One possible explanation suggested by a simple mathematical model is that these off-season outbreaks were caused by the arrival of new cholera strains, to which the human population had little prior immunity. A classical model for infectious disease dynamics is the Susceptible-Infectious-Recovered (SIR) framework, a simple ordinary differential equation model where the population is divided into compartments according to their immunological state. Extending this framework to include an environmental water compartment (SIWR [2]) and allowing for disease transmission to vary periodically allows for a good fit of the model to the London cholera data in "typical" years. Introducing a new strain of disease during the winter, for example, produces an outbreak, as a large proportion of the population is initially susceptible to the new strain. As winter conditions are not conducive to cholera transmission, seasonal effects curtail the outbreak before a large epidemic occurs. Because of this, the susceptible pool is not depleted, allowing for a severe outbreak when seasonal conditions for cholera improve the following summer. In this scenario, the off-season outbreaks "herald" the arrival of a new cholera strain [3].

Figure 2: Mütter Museum sample of intestine from cholera victim, 1849.

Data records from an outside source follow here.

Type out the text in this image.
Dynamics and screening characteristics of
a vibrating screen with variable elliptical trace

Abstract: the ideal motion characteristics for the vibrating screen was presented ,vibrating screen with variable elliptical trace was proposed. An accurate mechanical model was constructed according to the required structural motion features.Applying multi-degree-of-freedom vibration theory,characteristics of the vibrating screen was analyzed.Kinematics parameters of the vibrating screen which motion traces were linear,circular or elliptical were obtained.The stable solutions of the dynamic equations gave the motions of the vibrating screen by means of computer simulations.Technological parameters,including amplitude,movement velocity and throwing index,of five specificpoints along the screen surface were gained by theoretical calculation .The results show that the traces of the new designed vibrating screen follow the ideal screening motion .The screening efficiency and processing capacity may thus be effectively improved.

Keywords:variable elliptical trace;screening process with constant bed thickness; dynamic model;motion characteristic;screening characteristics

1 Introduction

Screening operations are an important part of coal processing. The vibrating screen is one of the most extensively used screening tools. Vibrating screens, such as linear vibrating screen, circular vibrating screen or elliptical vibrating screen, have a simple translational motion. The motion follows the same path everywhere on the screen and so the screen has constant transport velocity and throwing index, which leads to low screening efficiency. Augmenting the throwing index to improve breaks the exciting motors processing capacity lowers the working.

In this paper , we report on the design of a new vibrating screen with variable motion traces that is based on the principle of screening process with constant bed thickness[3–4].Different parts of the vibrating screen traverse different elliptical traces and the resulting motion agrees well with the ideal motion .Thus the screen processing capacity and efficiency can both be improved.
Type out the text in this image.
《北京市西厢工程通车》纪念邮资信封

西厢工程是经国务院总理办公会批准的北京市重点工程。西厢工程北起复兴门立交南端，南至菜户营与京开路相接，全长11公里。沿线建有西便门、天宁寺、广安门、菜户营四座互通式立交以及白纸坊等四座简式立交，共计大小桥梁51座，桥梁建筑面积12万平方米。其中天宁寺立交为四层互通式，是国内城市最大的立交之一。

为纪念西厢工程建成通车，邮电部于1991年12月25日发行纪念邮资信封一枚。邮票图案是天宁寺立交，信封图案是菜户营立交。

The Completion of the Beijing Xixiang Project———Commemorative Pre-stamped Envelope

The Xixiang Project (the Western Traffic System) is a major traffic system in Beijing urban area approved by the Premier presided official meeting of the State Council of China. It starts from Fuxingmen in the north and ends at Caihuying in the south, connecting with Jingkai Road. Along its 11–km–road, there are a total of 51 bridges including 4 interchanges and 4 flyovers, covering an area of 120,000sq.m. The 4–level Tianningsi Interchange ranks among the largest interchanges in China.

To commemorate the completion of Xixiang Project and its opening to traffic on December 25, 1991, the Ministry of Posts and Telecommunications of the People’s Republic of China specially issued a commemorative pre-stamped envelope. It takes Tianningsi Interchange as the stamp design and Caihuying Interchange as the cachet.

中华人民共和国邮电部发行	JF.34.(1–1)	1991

Mathematical modeling of the London cholera outbreaks shows that the introduction of new strains is a plausible mechanism underlying cholera herald waves and the following severe outbreaks. This is, of course, only one of many possible explanations. A direct test of the new strain mechanism requires extraction and sequencing of cholera DNA from historical specimens from these 19th century outbreaks. In fact such historical specimens do exist: the Mütter Museum listed six cholera intestines collected from the 1849 cholera pandemic, preserved in alcohol (Figure 2). Led by Hendrik Poinar, an expert in ancient DNA at McMaster University, and Alison Devault, a PhD student in the Poinar lab, cholera DNA was successfully extracted from one of these specimens, and the genome of the 1849 cholera strain painstakingly reconstructed. This allowed identification of the 1849 strain ("Classical", with some deviations from 20th century Classical strains), giving important information on cholera evolution and suggesting further avenues for biological research regarding strain competition and virulence[1].

Exploration of historical records of the London cholera outbreaks investigated by John Snow prompted mathematical modeling, leading in turn to reconstruction of the cholera genome from a 1849 Philadelphia specimen. As for the identity of the cholera genomes from 19th century London? As this study demonstrates, the technology exists to answer this question, provided London specimens can be found.


[1] A. M. Devault, B. Golding, N. Waglechner, J. M. Enk, M. Kuch, J. H. Tien, M. Shi, D. N. Fisman, A. N. Dhody, S. Forrest, K. I. Bos, D. J. D. Earn, E. C. Holmes, and H. N. Poinar. Second-pandemic strain of Vibrio cholerae from the Philadelphia cholera outbreak of 1849. New England Journal of Medicine, 370(4):334–340, 2014.

[2] J. H. Tien and D. J. D. Earn. Multiple transmission pathways and disease dynamics in a waterborne pathogen model. Bulletin of Mathematical Biology, 72(6):1506–1533, 2010.

[3] J. H. Tien, H. N. Poinar, D. N. Fisman, and D. J. D. Earn. Herald waves of cholera in 19th century London. Journal of the Royal Society Interface, 8(58):756–760, 2011.